Meritocracy is a phenomenon that is tightly linked to the idea of the American dream where there is a guarantee of success provided an individual's works hard enough. It is a sentiment that is embraced by many who prefer to hold such a belief than to look at the real world around them. However, to the ordinary American, the racially sidelined, the poor and the mediocre, meritocracy is as far reached as the American dream in itself is. This argument is well presented through Wes Moore's The Other Wes Moore: One Name Two Fates. For two men, with the same name, raised in single-parent families, living in the same neighborhood in Baltimore, African American, yet ending up in extremely different circumstances, it is quite evident that there is no level ground for success. It all comes down to the environment one is raised in, the socioeconomic status of the family, race, political situation as well as the availability of opportunities for individuals. Therefore, meritocracy is altruism that is only relevant to people who have an added advantage over others, and not entirely on the entity of hard work.
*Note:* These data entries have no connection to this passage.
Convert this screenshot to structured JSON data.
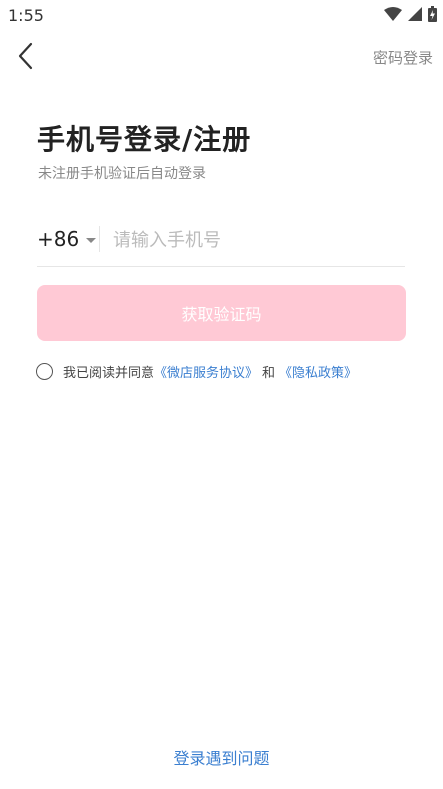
{
  "status_bar": {
    "time": "1:55"
  },
  "header": {
    "password_login": "密码登录"
  },
  "title": "手机号登录/注册",
  "subtitle": "未注册手机验证后自动登录",
  "phone": {
    "country_code": "+86",
    "placeholder": "请输入手机号",
    "value": ""
  },
  "get_code_button": "获取验证码",
  "agreement": {
    "prefix": "我已阅读并同意",
    "service_link": "《微店服务协议》",
    "and": "和",
    "privacy_link": "《隐私政策》"
  },
  "help_link": "登录遇到问题",
  "colors": {
    "accent_disabled": "#ffc9d5",
    "link": "#3b7fd0"
  }
}
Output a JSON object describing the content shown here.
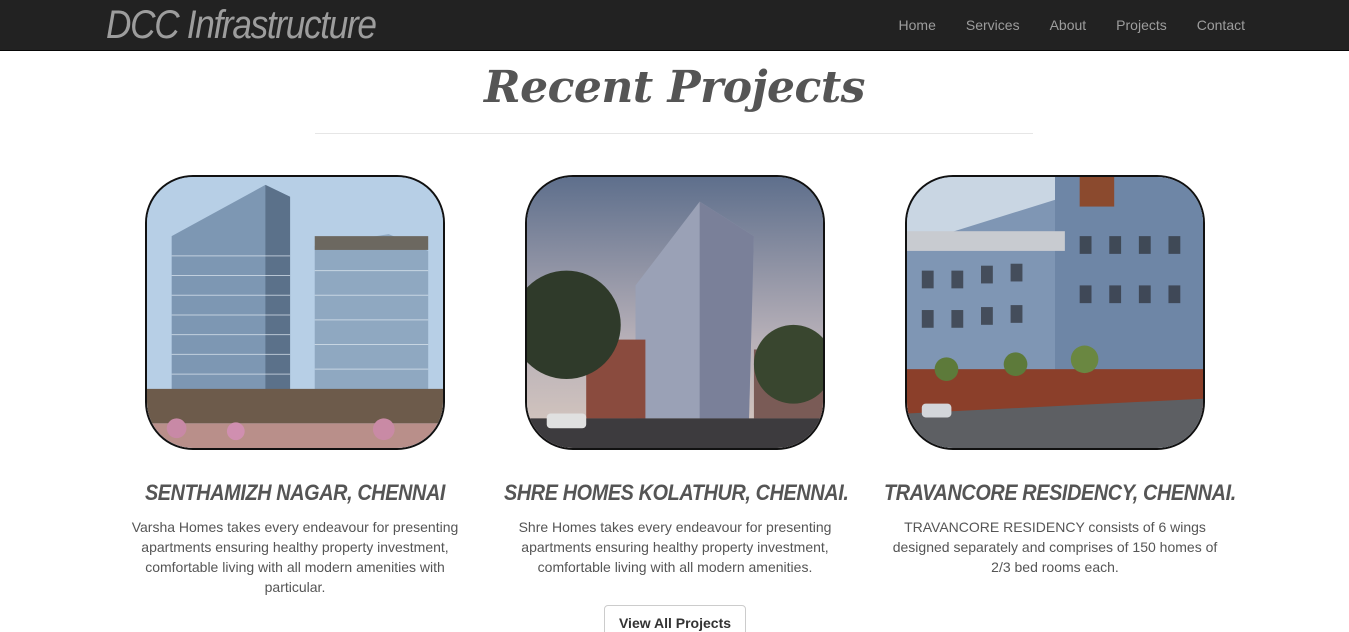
{
  "navbar": {
    "brand": "DCC Infrastructure",
    "links": [
      "Home",
      "Services",
      "About",
      "Projects",
      "Contact"
    ]
  },
  "section": {
    "title": "Recent Projects"
  },
  "projects": [
    {
      "title": "SENTHAMIZH NAGAR, CHENNAI",
      "description": "Varsha Homes takes every endeavour for presenting apartments ensuring healthy property investment, comfortable living with all modern amenities with particular."
    },
    {
      "title": "SHRE HOMES KOLATHUR, CHENNAI.",
      "description": "Shre Homes takes every endeavour for presenting apartments ensuring healthy property investment, comfortable living with all modern amenities."
    },
    {
      "title": "TRAVANCORE RESIDENCY, CHENNAI.",
      "description": "TRAVANCORE RESIDENCY consists of 6 wings designed separately and comprises of 150 homes of 2/3 bed rooms each."
    }
  ],
  "cta": {
    "label": "View All Projects"
  },
  "colors": {
    "navbar_bg": "#222222",
    "nav_text": "#9d9d9d",
    "heading_text": "#555555"
  }
}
The current capitalistic world has made meritocracy yet another outcome of money and wealth rather than an outcome from the sweat and blood that individuals put in towards success. Money has come to define every bit of the American culture, from the basics such as food to more complex and mandatory ones such as education. Mary, other Wes Moore's mother, was as deserving as every other student from the rest of the country to get an education, graduate and achieve the successes that come with hard work. However, due to her poor economic background, and the pull of the Pell Grant, she was unable to take this milestone that could accrue her similar advantages as others, and had to drop out (Moore, 161). Hers was not a lack of potential but rather a predestined failure due to the environment she came from.
While the issue of the economic advantage is still on the table, one would argue that the situation between Wes and the other Wes Moore would not differ because they were from a similar neighborhood, with struggling mothers trying to make ends meet. However, Wes still holds an advantage over the other Wes since his grandparents "took the money they had in the home in the Bronx, decades of saving and mortgage payments, and gave it to my mother so that she could pay for my first year of military school" (Moore, 96). Among the many reasons that played in their fates, money had it in. It is through the hand in from his grandparents that Wes ended up in the white house, while the other Wes ended up behind steel bars for life. Chris Hayes can adequately explain this in his book Twilight of the Elites: America after Meritocracy when he states that leveled grounds do not exist, but advantages do (Hayes 6). In this case, the advantage is money.
As Wes travelled around the world, he realized that meritocracy was not about the synergy and spirits within an individual but rather what was on the outside. In South Africa for instance, he was considered a better person than the locals, as Mama explained to him, "The lighter your skin was in apartheid South Africa, the better off you were" (Moore, 130). This was the very scenario that happened back in Baltimore, except, in this case, Wes was the person with the darker skin, literary. Therefore, opportunities were only favorable to the whites, while the blacks had to accept their fate. Even with the sacrifice joy, Wes' mother makes to take him to Riverdale to have a better chance at life. However, Wes and Justin the other only black boy in the white school are often reminded that they do not belong. It seems like success is only conditioned for the white students, those who are better.
American meritocracy is flawed at its core, and this can be seen through the systemic racism as evident from the division of Baltimore based on wealth and race. This is done in a way that almost dictates the success of those from the better areas, and an inevitable failure from those on the other. Schools were poorly performing and similarly not as critical for survival. As Moore explains, the graduation rate of African American during his graduation was 38% (Moore, 108). This leaves the other proportion on streets, drug dealing, stealing and killing each other. Indeed, equal opportunities cannot exits with unequal outcomes (Hayes,57) Therefore, however hard one worked from such a place, they either had to be lucky and be part of the 38% or fail and be the 62% that were out there making a mess if their lives.
Choice also plays a part in the outcome of a person's decisions. While Wes and the other Wes did not choose to reside in the areas that they did, they had a choice to either make the best of what they had or succumb to the wave that swept the streets day after the other. Wes hence chose to fight against all the odds, attend schools that made him feel weaker and meeker than ever, attend military school and become the man he late was. The other Wes on the other hand, even after moving to a better neighborhood, took the easier way out, dropped out of school, and joined the drug industry and mistake after mistake ended up with life imprisonment. Meritocracy is hence a sum of the choices one makes in life.
However, this can be refuted by the fact that even after turning his life around, joining the Job Corps and working for longer hours, the other Wes realized that none of the jobs paid him more than nine dollars an hour. All the hard work but the reward was dismal. Therefore, meritocracy is a flawed ideology that only works for those with an advantage.
Works Cited
Hayes C. Twilight of the Elites: America after Meritocracy. Crown Publishing Group. 2012. ISBN: 9780307720450
Moore W. The other Wes Moore: one name, two fates. Spiegel and Grau. New York. 2010.